Date: 2006-03-14 05:05 am (UTC)
ext_1637: (Default)
From: [identity profile] wickedwords.livejournal.com
Oh, and I'm hedging things even more, by saying it 'feels' more a gen story to me, not that it is gen; I'm holding on strongly to the soft squishy edges of that 'feels' thing.

Date: 2006-03-14 02:56 am (UTC)
ext_1637: (Default)
From: [identity profile] wickedwords.livejournal.com
the slash tropes kind of require the story to be all about the John

Well, yes and no, in my mind. The slash trope requires that the sexual relationship be a central component of their lives. The way the story is structured, with the relationship in the past and showing how Rodney pieces his life together and moves on, it's...hmm. In the past? I know that sounds like a tautology, but that's more how it feels to me. The overwhelming grief happened in the past, off-screen, and he's creating a new life for himself, by himself; it's over and done.

the traces of the previous stories remain

Yes, and all of the conversations we've had too. *g*

Date: 2006-03-14 03:34 am (UTC)
ext_1637: (Default)
From: [identity profile] wickedwords.livejournal.com
slash tropes require a slash story to be about the pairing and since this story doesn't have it at the center it doesn't "feel" like slash.

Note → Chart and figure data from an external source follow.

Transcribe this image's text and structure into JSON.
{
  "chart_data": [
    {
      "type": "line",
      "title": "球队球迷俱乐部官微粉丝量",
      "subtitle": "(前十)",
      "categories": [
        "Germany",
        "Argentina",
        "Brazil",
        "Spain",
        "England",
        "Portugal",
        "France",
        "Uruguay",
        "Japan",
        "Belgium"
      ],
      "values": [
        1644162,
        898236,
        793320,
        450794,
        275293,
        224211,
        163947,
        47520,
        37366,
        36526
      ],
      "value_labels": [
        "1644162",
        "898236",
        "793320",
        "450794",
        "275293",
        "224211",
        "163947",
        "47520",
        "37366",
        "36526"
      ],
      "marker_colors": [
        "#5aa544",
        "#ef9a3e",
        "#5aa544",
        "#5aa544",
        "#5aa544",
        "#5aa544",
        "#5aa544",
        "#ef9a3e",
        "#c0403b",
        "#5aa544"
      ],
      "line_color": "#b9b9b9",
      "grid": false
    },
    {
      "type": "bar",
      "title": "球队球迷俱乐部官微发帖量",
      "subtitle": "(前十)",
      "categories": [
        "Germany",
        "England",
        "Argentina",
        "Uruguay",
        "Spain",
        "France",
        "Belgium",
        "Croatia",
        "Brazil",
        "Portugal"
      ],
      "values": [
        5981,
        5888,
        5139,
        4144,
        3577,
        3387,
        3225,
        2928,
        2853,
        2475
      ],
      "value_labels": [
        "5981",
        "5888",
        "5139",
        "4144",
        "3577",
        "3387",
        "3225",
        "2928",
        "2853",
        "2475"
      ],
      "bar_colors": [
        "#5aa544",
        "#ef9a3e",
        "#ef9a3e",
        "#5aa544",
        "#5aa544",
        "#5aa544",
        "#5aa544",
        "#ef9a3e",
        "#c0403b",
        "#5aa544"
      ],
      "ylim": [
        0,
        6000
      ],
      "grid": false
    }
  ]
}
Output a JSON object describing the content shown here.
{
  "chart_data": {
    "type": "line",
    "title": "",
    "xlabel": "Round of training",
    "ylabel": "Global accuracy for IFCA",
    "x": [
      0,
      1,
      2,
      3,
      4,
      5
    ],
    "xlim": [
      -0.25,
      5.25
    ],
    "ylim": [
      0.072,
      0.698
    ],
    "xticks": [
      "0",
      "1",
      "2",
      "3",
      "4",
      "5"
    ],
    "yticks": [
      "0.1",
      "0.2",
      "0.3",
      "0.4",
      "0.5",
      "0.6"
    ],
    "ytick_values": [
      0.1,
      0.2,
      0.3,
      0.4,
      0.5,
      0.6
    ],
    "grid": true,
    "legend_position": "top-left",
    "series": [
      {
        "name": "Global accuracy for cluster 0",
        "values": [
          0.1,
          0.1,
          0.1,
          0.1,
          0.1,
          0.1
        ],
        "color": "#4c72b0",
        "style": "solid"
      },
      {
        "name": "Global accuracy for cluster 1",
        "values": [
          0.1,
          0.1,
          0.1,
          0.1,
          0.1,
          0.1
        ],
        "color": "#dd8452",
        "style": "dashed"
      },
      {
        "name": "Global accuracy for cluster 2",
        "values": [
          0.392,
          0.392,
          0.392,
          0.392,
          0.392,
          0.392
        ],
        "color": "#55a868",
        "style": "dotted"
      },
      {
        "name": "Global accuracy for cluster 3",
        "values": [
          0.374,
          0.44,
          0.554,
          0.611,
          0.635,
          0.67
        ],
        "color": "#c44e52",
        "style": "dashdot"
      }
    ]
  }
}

Yes, exactly. The relationship isn't central to Rodney's life anymore, so it's not central to the story, which is what makes it feel more like gen than slash to me.

Date: 2006-03-15 08:27 pm (UTC)
From: [identity profile] lydiabell.livejournal.com
Coming in late, because I didn't realize I could comment on this thread:

I think that while the relationship itself is obviously in the past, and Rodney has grieved and is moving on, the relationship is still present throughout the story by its very absence. By which I mean: I think the story is fundamentally about Rodney moving on after the loss of Atlantis, the loss of that ideal, and what he had to do to the city. He's trying to find a purpose to replace the purpose that the Atlantis mission gave him, and to leave the world a better place than he found it. But -- and this is important, and removing this aspect would alter the story greatly IMO -- he's having to do it alone. Without all of his friends and colleagues from the Atlantis expedition, yes, but the most palpable absence is John's. He does not have his lover by his side and, even though in a sense he never expected to, he still feels that absence, that hole, every day. The relationship isn't what the story is about, but it colors everything.

Date: 2006-03-15 10:21 pm (UTC)
ext_1637: (Default)
From: [identity profile] wickedwords.livejournal.com
The fact that John was his lover isn't actually important to the story, in my mind, though the fact that they one had a close relationship is a part of what he is moving on *from*. So to my mind, it's not about the sexual relationship; it's about Rodney reassembling himself after what happened. Those other relationships are sattelites in this story, revolving around Rodney's core. We never see how the Rodney of canon became this Rodney, and to me it's accumulation of things; the sexual aspect of his relationship with John is in fact pretty minor in the story.